HERZOG: But when you look at Perry and Burkett, a court of law found them guilty, and if you look into the entire court transcripts and all the physical evidence and two confessions and one of the perpetrators and actually testimony of a person who was present during the murder of the two young men who is never mentioned in the film. It’s a long, separate story of a young woman who was in the woods while the two young teenage boys were murdered and she testified in court and she got immunity for it. But since the film is not in the business of establishing guilt or innocence, that’s all left out. But when you look at the entire case, summing up everything, you get the feeling that the jury found the right verdict. There was nothing where you could say this exonerates him or this points to his innocence – just simply nothing – although I allow both perpetrators at least briefly to maintain their innocence. But unlike other films which are trying to prove the innocence of an inmate, like Errol Morris’s film, The Thin Blue Line, yes, that’s a fine way to make movies but that was not the issue of my film.
Was this initially part of a mini-series?
HERZOG: No, not initially. No. That was immediately clear. Into the Abyss is a separate film for theatrical release and it’s feature length and it has to do with a big crime and part of it is about death row. Only one person is on death row. But, of course, there is a death row project which is purely television and I’m still working on it. I call it a mini-series in quotes. It’s four films which are here in the States, 44 minutes long each, but it’s a full hour on television.
What made this film compelling for feature treatment as opposed to being a part of that series?
HERZOG: In the small series of films, it’s more individuals on death row and most of the focus is on them. They’re not finished yet. I mean, I shot them all and I’ve edited three of the four films and I’m in the middle of editing, but there’s no mixing yet, no final form, no color correction, so it will take a little until these films are finished and they’re purely meant for television. They will be good. You see a lot of crime TV and stupid reenactments. There’s a lot of cheap television, but I try to put it on a different level.
You said you were a storyteller which I think sets you apart from a documentarian. From an audience perspective, this film is so much more powerful because it’s not an issue film. Is that something that you considered?
HERZOG: There are some issue films that are very powerful but I’m not into that business in this film. Yeah, it’s something really for audiences. It’s really for theatrical release. It’s not for me in learning something as you have asked. Yes. That’s never been the issue. I’m not important. What is important is what an audience sees on the screen. So, whether I had particular experiences and whether I learned something, it really doesn’t count.
HERZOG: No, I don’t know. It’s just the kind of films I do best and I know what I should not do, for example. I wouldn’t be good, for example, doing Terminator. There are real good colleagues of mine who do it much better than I would ever be able to do it.
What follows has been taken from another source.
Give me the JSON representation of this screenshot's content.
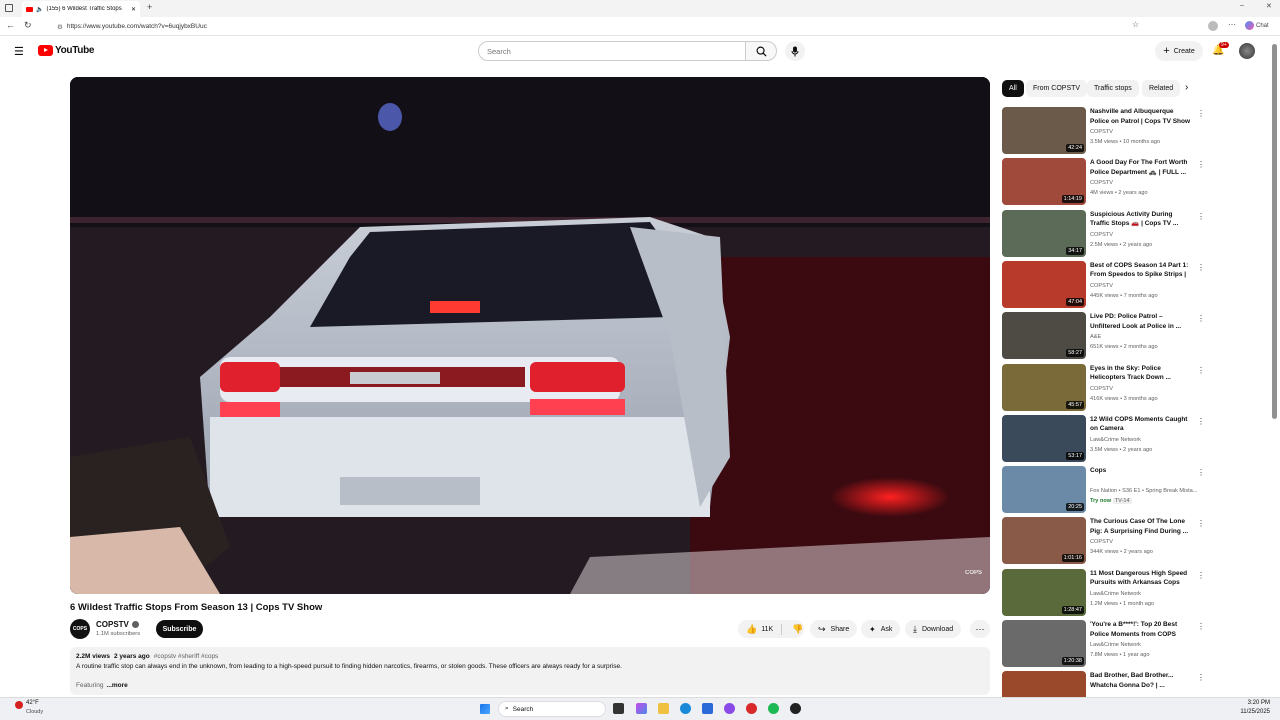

I know what I do right and what I’m good at and I’d better stick to it.
Are you more interested in documentaries than dramatic fiction films?
HERZOG: No. It’s just quite often a chain of coincidences and quite often I have four or five feature films that I’d like to do but they’re not financed yet. If I had the finances, I’d start the next one tomorrow and the next one the day after tomorrow and so on. It comes as it comes. I like it all.
Other than the television project, is there anything else you’re working on now?
HERZOG: I’m preparing. I wrote a screenplay for a film and I’m planning to do a screenplay probably in the next fortnight or so, although I’m editing during the day. And there are quite a few other things out there. I never catch up in time.
Into the Abyss opens in theaters on November 11th.